HDOJ1085

Holding Bin-Laden Captive!

Time Limit: 2000/1000 MS (Java/Others)    Memory Limit: 65536/32768 K (Java/Others)
Total Submission(s): 18700    Accepted Submission(s): 8327

Problem Description

We all know that Bin-Laden is a notorious terrorist, and he has disappeared for a long time. But recently, it is reported that he hides in Hang Zhou of China! 
“Oh, God! How terrible! ”



Don’t be so afraid, guys. Although he hides in a cave of Hang Zhou, he dares not to go out. Laden is so bored recent years that he fling himself into some math problems, and he said that if anyone can solve his problem, he will give himself up! 
Ha-ha! Obviously, Laden is too proud of his intelligence! But, what is his problem?
“Given some Chinese Coins (硬币) (three kinds-- 1, 2, 5), and their number is num_1, num_2 and num_5 respectively, please output the minimum value that you cannot pay with given coins.”
You, super ACMer, should solve the problem easily, and don’t forget to take $25000000 from Bush!

 

Input

Input contains multiple test cases. Each test case contains 3 positive integers num_1, num_2 and num_5 (0<=num_i<=1000). A test case containing 0 0 0 terminates the input and this test case is not to be processed.

 

Output

Output the minimum positive value that one cannot pay with given coins, one line for one case.

 

Sample Input

1 1 3
0 0 0

 

Sample Output

4

题意：输入分别有多少个1、2、5，找x系数为0时，对应的最小指数。

G（x)=(1+x+x^2+..)(1+x^2...)(1+x^5+..)  由3个表达式构成，直接展开求解即可。

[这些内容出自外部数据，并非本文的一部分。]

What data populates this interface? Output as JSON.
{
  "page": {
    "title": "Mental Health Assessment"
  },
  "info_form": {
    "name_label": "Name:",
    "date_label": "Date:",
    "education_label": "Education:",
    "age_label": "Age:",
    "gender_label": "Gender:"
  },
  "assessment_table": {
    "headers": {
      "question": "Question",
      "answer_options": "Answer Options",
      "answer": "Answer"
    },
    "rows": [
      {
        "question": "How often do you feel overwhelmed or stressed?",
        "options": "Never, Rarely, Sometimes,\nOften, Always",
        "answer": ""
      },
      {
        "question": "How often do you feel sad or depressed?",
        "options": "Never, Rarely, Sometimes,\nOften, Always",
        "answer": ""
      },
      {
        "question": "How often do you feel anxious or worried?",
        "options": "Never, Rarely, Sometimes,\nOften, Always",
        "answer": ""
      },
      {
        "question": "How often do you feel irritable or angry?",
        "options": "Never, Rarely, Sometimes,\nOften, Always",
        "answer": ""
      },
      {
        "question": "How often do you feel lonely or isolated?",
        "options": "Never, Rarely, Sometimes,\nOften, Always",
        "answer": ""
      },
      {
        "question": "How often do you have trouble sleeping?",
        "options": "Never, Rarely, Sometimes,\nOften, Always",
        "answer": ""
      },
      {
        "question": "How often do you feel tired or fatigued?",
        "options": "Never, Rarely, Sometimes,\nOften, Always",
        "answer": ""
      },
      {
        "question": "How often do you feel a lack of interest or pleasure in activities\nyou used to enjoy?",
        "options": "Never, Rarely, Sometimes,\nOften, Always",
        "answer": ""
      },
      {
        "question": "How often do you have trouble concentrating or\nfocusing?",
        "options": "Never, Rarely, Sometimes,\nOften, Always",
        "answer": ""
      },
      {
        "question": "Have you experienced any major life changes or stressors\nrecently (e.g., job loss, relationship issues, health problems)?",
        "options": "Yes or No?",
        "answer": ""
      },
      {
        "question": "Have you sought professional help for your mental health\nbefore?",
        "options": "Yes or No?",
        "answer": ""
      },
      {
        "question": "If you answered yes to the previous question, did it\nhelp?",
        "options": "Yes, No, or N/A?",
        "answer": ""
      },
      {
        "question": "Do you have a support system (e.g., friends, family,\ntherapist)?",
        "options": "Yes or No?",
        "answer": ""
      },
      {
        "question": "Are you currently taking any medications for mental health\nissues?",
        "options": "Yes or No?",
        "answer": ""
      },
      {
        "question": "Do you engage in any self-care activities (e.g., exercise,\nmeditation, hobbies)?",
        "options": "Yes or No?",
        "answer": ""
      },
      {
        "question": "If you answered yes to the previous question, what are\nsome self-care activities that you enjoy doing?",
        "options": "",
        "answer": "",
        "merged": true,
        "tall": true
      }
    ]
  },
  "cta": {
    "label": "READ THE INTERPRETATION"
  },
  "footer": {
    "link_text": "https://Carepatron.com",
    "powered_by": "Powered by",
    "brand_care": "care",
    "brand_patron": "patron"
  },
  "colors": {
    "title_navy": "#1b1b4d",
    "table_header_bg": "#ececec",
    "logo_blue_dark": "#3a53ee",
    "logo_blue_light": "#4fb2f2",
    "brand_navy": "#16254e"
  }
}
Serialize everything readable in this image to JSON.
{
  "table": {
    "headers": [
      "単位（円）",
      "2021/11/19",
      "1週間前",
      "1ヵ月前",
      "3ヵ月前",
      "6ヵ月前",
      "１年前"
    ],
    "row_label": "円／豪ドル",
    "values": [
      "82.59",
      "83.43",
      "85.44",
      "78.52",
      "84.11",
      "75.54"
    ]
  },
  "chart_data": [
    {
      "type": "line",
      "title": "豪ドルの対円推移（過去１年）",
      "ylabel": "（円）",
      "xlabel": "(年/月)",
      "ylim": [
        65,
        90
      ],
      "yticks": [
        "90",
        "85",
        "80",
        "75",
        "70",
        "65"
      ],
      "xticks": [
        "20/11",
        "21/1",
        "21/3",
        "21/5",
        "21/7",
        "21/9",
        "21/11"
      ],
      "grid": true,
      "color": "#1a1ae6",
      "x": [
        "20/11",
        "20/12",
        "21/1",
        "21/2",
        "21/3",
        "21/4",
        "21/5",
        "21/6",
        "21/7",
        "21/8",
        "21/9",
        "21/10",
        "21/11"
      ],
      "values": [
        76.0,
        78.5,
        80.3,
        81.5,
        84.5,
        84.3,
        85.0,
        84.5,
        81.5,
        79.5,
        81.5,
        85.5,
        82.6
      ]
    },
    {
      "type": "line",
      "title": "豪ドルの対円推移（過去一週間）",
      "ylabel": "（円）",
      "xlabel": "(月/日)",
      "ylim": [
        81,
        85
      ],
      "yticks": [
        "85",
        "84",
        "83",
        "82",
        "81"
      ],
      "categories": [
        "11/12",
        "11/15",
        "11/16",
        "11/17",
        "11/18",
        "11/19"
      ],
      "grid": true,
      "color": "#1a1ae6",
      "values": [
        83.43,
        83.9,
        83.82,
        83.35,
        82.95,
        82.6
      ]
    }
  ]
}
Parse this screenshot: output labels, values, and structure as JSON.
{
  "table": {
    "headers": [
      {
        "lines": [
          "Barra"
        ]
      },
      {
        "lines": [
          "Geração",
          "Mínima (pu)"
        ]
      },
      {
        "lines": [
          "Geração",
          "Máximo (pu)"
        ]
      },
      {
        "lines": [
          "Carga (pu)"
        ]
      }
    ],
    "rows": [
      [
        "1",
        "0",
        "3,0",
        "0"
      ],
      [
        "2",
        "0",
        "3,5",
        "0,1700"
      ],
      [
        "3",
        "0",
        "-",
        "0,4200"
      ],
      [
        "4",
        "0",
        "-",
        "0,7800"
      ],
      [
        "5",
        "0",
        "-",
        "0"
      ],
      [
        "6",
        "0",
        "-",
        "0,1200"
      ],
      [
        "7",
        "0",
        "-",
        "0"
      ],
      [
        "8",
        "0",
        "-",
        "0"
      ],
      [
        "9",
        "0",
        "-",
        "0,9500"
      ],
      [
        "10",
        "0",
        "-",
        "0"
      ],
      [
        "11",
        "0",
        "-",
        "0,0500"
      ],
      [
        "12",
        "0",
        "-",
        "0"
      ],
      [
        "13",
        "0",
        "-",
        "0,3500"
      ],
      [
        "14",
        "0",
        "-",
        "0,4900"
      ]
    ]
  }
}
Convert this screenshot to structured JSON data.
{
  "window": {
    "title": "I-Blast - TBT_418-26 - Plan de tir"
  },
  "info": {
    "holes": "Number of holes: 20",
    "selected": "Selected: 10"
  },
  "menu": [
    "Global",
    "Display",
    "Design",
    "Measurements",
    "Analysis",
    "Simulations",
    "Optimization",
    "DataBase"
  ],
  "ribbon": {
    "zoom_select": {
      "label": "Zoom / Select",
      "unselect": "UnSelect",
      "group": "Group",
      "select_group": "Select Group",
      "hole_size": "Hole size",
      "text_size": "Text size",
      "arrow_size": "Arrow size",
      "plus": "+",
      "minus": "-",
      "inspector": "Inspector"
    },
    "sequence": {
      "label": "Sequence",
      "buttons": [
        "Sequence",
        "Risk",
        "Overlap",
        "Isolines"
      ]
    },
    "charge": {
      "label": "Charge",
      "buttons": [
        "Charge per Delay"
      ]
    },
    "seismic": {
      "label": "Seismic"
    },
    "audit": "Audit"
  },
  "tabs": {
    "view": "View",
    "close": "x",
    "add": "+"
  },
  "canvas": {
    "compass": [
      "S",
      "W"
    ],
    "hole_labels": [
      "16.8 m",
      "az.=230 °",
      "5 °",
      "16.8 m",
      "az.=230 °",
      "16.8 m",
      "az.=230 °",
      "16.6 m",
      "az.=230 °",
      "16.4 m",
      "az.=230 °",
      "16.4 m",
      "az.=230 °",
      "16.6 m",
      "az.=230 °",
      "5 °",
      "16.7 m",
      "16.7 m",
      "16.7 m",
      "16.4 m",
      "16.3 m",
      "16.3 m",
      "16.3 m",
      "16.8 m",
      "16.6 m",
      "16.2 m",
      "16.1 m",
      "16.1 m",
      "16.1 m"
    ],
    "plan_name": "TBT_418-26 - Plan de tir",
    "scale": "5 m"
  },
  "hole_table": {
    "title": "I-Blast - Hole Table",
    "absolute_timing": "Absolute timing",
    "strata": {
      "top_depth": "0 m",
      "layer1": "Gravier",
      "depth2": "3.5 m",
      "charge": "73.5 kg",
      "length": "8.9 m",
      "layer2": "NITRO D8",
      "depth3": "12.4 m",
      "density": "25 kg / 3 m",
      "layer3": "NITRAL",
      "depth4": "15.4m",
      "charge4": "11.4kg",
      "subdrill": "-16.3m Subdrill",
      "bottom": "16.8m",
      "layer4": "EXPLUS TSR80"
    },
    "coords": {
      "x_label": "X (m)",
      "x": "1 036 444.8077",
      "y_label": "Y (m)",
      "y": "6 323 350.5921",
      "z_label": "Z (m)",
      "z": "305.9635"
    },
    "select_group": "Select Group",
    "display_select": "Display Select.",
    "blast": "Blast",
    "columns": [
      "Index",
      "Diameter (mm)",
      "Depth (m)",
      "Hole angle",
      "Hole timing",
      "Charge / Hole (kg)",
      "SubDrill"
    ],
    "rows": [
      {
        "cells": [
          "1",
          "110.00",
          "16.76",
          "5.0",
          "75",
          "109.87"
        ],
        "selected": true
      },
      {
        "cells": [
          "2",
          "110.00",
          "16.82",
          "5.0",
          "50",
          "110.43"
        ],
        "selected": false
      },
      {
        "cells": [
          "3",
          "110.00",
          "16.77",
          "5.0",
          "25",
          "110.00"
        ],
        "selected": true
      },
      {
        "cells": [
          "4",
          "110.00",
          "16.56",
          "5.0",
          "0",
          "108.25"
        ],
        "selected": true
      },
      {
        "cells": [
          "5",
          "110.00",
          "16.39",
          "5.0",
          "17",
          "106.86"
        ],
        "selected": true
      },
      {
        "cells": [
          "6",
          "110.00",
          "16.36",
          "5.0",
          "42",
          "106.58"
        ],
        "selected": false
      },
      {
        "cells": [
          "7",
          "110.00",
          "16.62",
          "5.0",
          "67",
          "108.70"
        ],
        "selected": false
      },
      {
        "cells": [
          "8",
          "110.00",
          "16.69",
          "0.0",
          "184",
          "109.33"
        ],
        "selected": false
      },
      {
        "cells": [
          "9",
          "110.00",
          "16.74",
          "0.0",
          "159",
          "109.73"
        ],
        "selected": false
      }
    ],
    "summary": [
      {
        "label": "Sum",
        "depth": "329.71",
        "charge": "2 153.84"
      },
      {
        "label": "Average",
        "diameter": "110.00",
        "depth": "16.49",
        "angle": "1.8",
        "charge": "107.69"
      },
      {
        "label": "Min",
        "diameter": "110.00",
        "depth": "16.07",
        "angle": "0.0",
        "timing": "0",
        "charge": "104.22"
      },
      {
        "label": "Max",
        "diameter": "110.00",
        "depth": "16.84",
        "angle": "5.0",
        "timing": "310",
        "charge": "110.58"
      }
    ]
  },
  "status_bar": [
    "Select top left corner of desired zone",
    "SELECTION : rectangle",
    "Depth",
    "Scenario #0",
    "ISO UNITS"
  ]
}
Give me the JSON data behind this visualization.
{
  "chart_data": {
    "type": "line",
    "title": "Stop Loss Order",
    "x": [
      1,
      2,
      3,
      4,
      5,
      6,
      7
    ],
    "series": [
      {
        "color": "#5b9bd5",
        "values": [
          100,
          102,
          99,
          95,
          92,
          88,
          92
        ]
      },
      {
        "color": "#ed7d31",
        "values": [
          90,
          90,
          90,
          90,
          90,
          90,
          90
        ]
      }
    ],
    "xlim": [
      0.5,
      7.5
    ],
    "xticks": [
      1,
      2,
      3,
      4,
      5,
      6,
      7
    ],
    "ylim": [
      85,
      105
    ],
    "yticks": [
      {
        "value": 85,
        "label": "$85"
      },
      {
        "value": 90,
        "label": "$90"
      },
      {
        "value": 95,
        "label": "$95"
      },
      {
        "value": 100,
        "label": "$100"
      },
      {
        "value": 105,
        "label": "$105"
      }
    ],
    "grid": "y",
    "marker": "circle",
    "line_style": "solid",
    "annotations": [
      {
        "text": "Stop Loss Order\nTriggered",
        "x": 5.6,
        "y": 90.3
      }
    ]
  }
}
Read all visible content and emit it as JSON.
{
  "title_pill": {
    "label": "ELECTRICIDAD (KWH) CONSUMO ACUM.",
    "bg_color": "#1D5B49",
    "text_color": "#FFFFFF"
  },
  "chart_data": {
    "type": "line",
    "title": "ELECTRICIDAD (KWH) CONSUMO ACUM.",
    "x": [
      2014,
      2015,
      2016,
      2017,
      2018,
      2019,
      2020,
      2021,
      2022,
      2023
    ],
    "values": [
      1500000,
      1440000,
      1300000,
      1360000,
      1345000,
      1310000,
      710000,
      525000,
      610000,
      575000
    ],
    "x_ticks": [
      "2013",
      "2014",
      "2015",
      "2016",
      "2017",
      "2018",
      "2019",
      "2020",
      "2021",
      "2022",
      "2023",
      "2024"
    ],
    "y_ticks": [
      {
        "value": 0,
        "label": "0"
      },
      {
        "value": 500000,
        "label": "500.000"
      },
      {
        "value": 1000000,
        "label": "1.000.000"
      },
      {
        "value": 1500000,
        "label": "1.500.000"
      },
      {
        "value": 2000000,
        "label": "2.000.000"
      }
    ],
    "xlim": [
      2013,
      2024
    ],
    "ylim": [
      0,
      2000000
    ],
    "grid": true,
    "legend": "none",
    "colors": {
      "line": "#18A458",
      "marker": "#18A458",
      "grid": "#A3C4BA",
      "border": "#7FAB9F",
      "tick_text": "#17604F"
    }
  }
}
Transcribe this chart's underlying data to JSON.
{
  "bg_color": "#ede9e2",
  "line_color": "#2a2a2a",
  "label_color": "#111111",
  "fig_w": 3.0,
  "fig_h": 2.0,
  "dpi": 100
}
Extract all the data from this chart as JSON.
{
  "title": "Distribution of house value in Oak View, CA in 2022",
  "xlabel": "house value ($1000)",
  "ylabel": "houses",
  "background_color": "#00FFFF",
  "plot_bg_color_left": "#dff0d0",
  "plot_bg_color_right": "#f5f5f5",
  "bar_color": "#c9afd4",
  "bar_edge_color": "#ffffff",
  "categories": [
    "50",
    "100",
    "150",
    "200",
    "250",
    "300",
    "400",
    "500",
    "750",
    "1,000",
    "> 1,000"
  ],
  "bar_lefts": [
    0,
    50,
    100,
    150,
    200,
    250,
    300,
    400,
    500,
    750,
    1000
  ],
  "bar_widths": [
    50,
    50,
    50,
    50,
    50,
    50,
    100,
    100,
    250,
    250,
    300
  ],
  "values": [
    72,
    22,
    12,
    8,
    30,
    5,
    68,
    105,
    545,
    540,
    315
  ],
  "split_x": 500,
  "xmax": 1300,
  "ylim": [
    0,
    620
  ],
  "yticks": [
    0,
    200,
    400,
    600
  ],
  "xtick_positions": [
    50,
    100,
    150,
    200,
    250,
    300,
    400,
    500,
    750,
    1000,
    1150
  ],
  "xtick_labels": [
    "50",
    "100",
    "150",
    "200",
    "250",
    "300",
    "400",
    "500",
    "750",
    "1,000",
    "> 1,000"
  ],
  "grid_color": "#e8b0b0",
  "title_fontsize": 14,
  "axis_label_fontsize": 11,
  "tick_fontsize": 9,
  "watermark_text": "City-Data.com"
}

之前c1[1000]开小了，导致一直显示超时，其实不是超时的原因。如果你前面几个测试用例算的都是正确的，然后后面的算了半天还没算出结果就已经超过规定时间了，但其实就算再给你时间你算出来也是错的   这样的情形下，也是Time Limit Exceeded

再比如，你前面的测试用例算出来都是正确，后面的某个测试用例输入后你就死循环了，把时间全都耗光在某一个测试用例里了，那么你也是超时（Time Limit Exceeded），但实际上你的算法还是错的，给你无限的时间你也算不出结果

#include<stdio.h> 
using namespace std;


int c1[10000],c2[10000];
int main(void)
{
	int a,b,c;

	while (scanf("%d %d %d",&a,&b,&c)!=EOF&&(a||b||c))
	{
		 int _max=a+2*b+5*c;
		for(int i=0;i<=_max;i++)
		{
			c1[i]=0;
			c2[i]=0;
		}
		for(int i=0;i<=a;i++)//第一个表达式 
		{
			c1[i]=1;
		}
		for(int j=0;j<=a;j++)  //第一项乘第二项 
		{
			for(int k=0;k<=b*2;k+=2)
			{
				c2[j+k]+=c1[j];
			}
			
					
		}
		for(int q=0;q<=a+2*b;q++)//归并同类项 
		{
				c1[q]=c2[q];
				c2[q]=0;
		}
		
		
		for(int j=0;j<=a+2*b;j++)  //接着乘第三项 
		{
			for(int k=0;k<=c*5;k+=5)
			{
				c2[j+k]+=c1[j];
			}
			
					
		}
		for(int q=0;q<=_max ;q++)//归并同类项 
		{
				c1[q]=c2[q];
				c2[q]=0;
	
		}
		int i;
 
        for(i=0; i<=_max; ++i)
            if(c1[i] == 0)
            {
                printf("%d\n", i);
                break;
            }
        if(i == _max+1)
            printf("%d\n", i);

		
	}
	return 0;
}